Explosion des exigences de revenu pour acquérir un logement de départ
Depuis 2019, les critères financiers pour devenir propriétaire d’un logement de départ ont frappé un nouveau seuil alarmant. Selon un récent rapport de Realtor.com, le revenu nécessaire pour acquérir une maison typique de départ a augmentée de plus de 80%. Actuellement, un ménage américain doit disposer d’un revenu annuel d’environ 78 000 dollars, contre environ 43 000 dollars il y a quatre ans.
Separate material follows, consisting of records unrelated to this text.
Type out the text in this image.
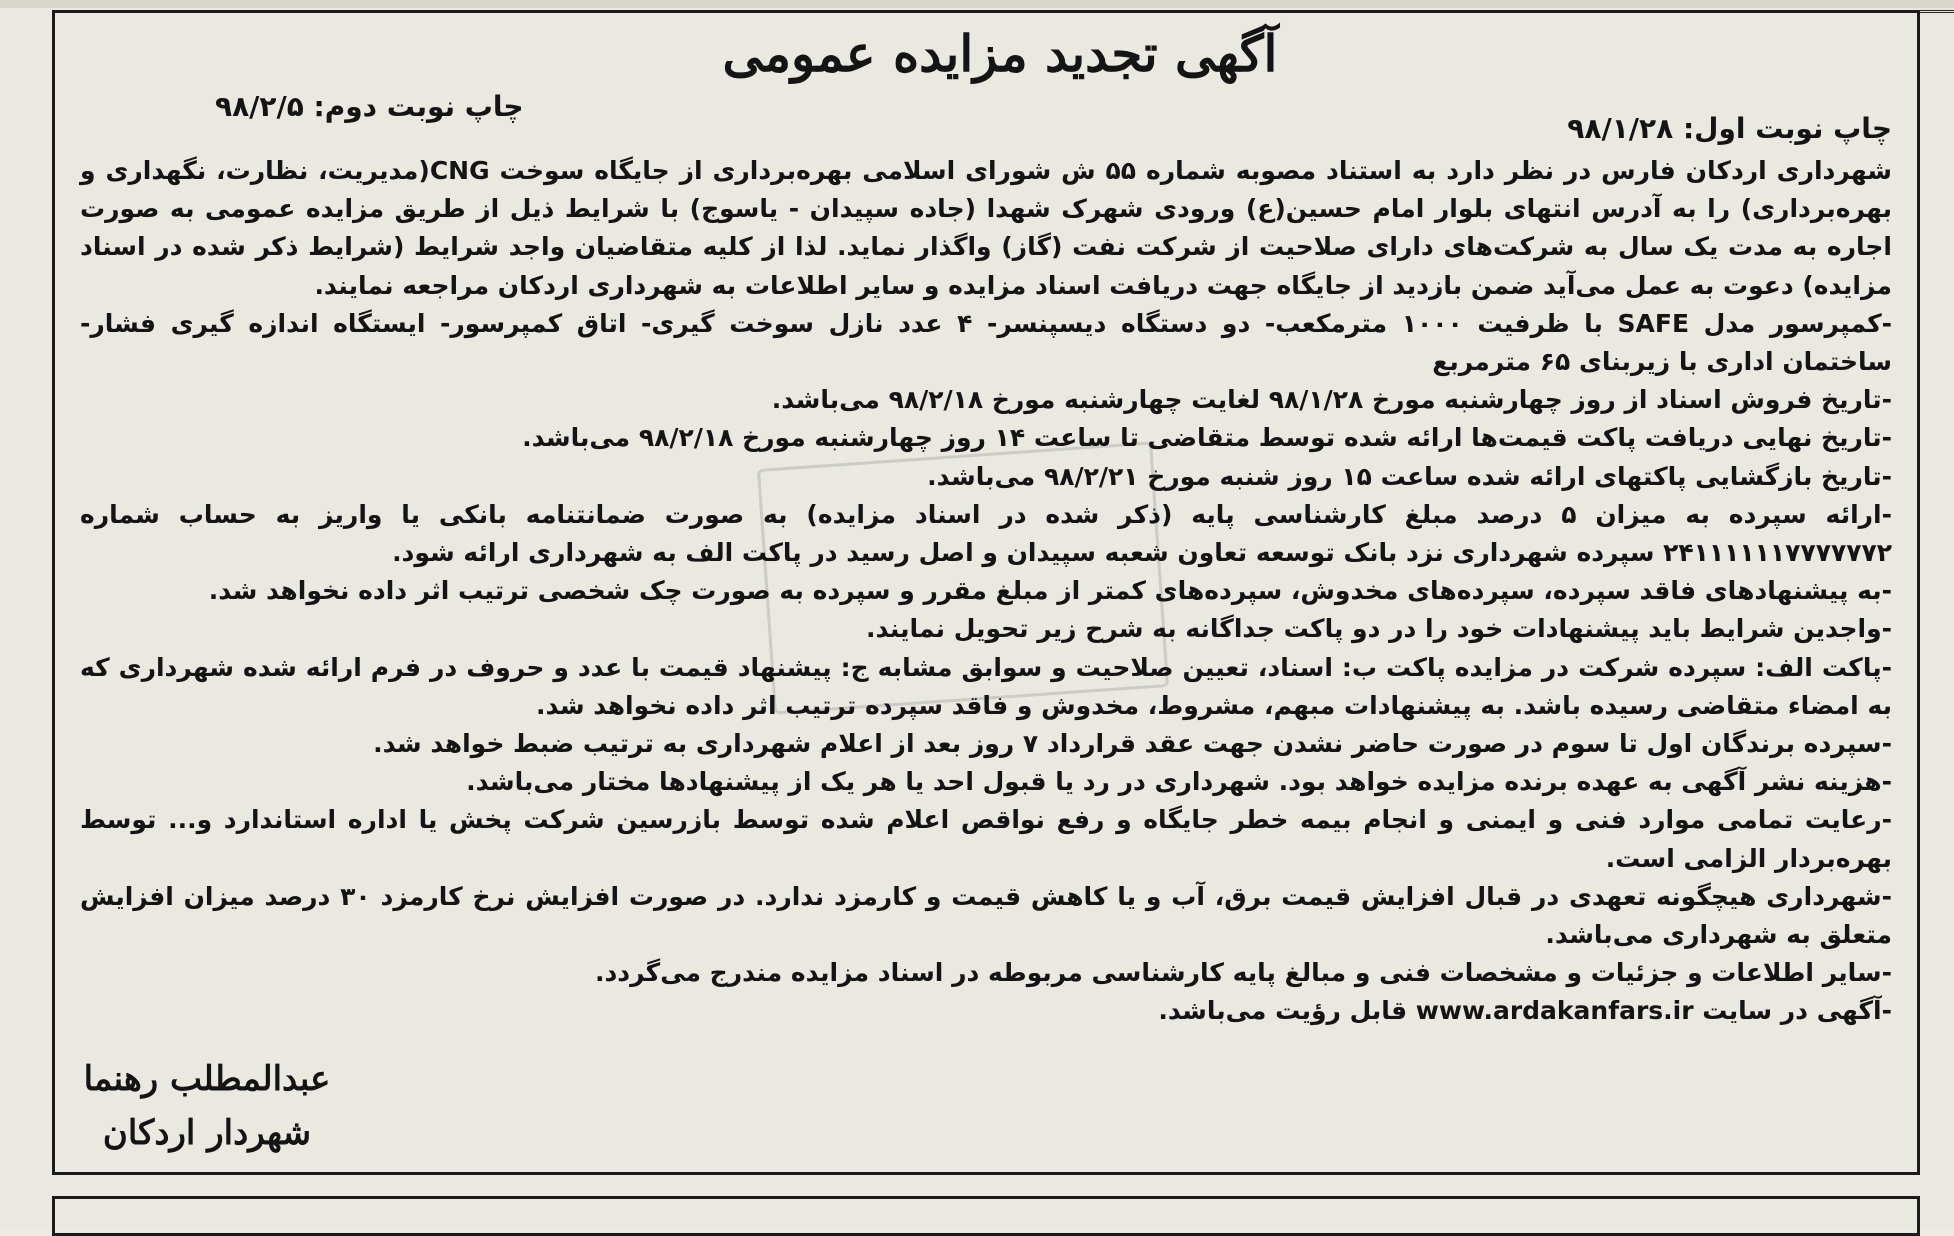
آگهی تجدید مزایده عمومی
چاپ نوبت دوم: ۹۸/۲/۵
چاپ نوبت اول: ۹۸/۱/۲۸

شهرداری اردکان فارس در نظر دارد به استناد مصوبه شماره ۵۵ ش شورای اسلامی بهره‌برداری از جایگاه سوخت CNG(مدیریت، نظارت، نگهداری و بهره‌برداری) را به آدرس انتهای بلوار امام حسین(ع) ورودی شهرک شهدا (جاده سپیدان - یاسوج) با شرایط ذیل از طریق مزایده عمومی به صورت اجاره به مدت یک سال به شرکت‌های دارای صلاحیت از شرکت نفت (گاز) واگذار نماید. لذا از کلیه متقاضیان واجد شرایط (شرایط ذکر شده در اسناد مزایده) دعوت به عمل می‌آید ضمن بازدید از جایگاه جهت دریافت اسناد مزایده و سایر اطلاعات به شهرداری اردکان مراجعه نمایند.

-کمپرسور مدل SAFE با ظرفیت ۱۰۰۰ مترمکعب- دو دستگاه دیسپنسر- ۴ عدد نازل سوخت گیری- اتاق کمپرسور- ایستگاه اندازه گیری فشار- ساختمان اداری با زیربنای ۶۵ مترمربع

-تاریخ فروش اسناد از روز چهارشنبه مورخ ۹۸/۱/۲۸ لغایت چهارشنبه مورخ ۹۸/۲/۱۸ می‌باشد.

-تاریخ نهایی دریافت پاکت قیمت‌ها ارائه شده توسط متقاضی تا ساعت ۱۴ روز چهارشنبه مورخ ۹۸/۲/۱۸ می‌باشد.

-تاریخ بازگشایی پاکتهای ارائه شده ساعت ۱۵ روز شنبه مورخ ۹۸/۲/۲۱ می‌باشد.

-ارائه سپرده به میزان ۵ درصد مبلغ کارشناسی پایه (ذکر شده در اسناد مزایده) به صورت ضمانتنامه بانکی یا واریز به حساب شماره ۲۴۱۱۱۱۱۱۷۷۷۷۷۷۲ سپرده شهرداری نزد بانک توسعه تعاون شعبه سپیدان و اصل رسید در پاکت الف به شهرداری ارائه شود.

-به پیشنهادهای فاقد سپرده، سپرده‌های مخدوش، سپرده‌های کمتر از مبلغ مقرر و سپرده به صورت چک شخصی ترتیب اثر داده نخواهد شد.

-واجدین شرایط باید پیشنهادات خود را در دو پاکت جداگانه به شرح زیر تحویل نمایند.

-پاکت الف: سپرده شرکت در مزایده پاکت ب: اسناد، تعیین صلاحیت و سوابق مشابه ج: پیشنهاد قیمت با عدد و حروف در فرم ارائه شده شهرداری که به امضاء متقاضی رسیده باشد. به پیشنهادات مبهم، مشروط، مخدوش و فاقد سپرده ترتیب اثر داده نخواهد شد.

-سپرده برندگان اول تا سوم در صورت حاضر نشدن جهت عقد قرارداد ۷ روز بعد از اعلام شهرداری به ترتیب ضبط خواهد شد.

-هزینه نشر آگهی به عهده برنده مزایده خواهد بود. شهرداری در رد یا قبول احد یا هر یک از پیشنهادها مختار می‌باشد.

-رعایت تمامی موارد فنی و ایمنی و انجام بیمه خطر جایگاه و رفع نواقص اعلام شده توسط بازرسین شرکت پخش یا اداره استاندارد و... توسط بهره‌بردار الزامی است.

-شهرداری هیچگونه تعهدی در قبال افزایش قیمت برق، آب و یا کاهش قیمت و کارمزد ندارد. در صورت افزایش نرخ کارمزد ۳۰ درصد میزان افزایش متعلق به شهرداری می‌باشد.

-سایر اطلاعات و جزئیات و مشخصات فنی و مبالغ پایه کارشناسی مربوطه در اسناد مزایده مندرج می‌گردد.

-آگهی در سایت www.ardakanfars.ir قابل رؤیت می‌باشد.

عبدالمطلب رهنما
شهردار اردکان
Un marché du logement tendu
Ce qui est particulièrement préoccupant dans cette évolution, c’est qu’elle dépasse largement la hausse des salaires. De nombreux acheteurs potentiels sont contraints de rester en dehors du marché faute de moyens financiers. Hannah Jones, économiste senior chez Realtor.com, souligne que « les primo-accédants ne restent pas inactifs parce qu’ils ne veulent pas être propriétaires, mais parce que, pour beaucoup d’entre eux, c’est tout simplement impossible en ce moment ».
Des région aux situations variées
L’analyse de Realtor.com révèle une amélioration inégale dans l’approvisionnement en logements de départ. Bien qu’il y ait eu une légère augmentation de l’inventaire, les taux hypothécaires élevés, les prix en hausse et le manque de logements abordables continuent de freiner de nombreux acheteurs. La situation varie beaucoup selon les régions.
Un redressement dans le Sud et l’Ouest
Le Sud des États-Unis a constaté une reprise impressionnante, avec près de 170 000 nouvelles inscriptions de logements abordables depuis le creux du marché en 2022. Les prix des logements de départ dans cette région ont même diminué de 3,5% depuis leur pic lié à la pandémie. Selon Jones, les acheteurs dans le Sud et l’Ouest voient plus de maisons à leur portée, tandis que la situation dans le Midwest demeure relativement abordable en comparaison avec le reste du pays.
Le contraste du Nord-Est
À l’opposé, le Nord-Est connaît une hausse des prix des logements de départ, avec des coûts atteignant environ 444 000 dollars, une augmentation de 12,6% depuis 2022. Cette montée vertigineuse met encore davantage la pression sur les primo-accédants qui tentent d’entrer sur le marché.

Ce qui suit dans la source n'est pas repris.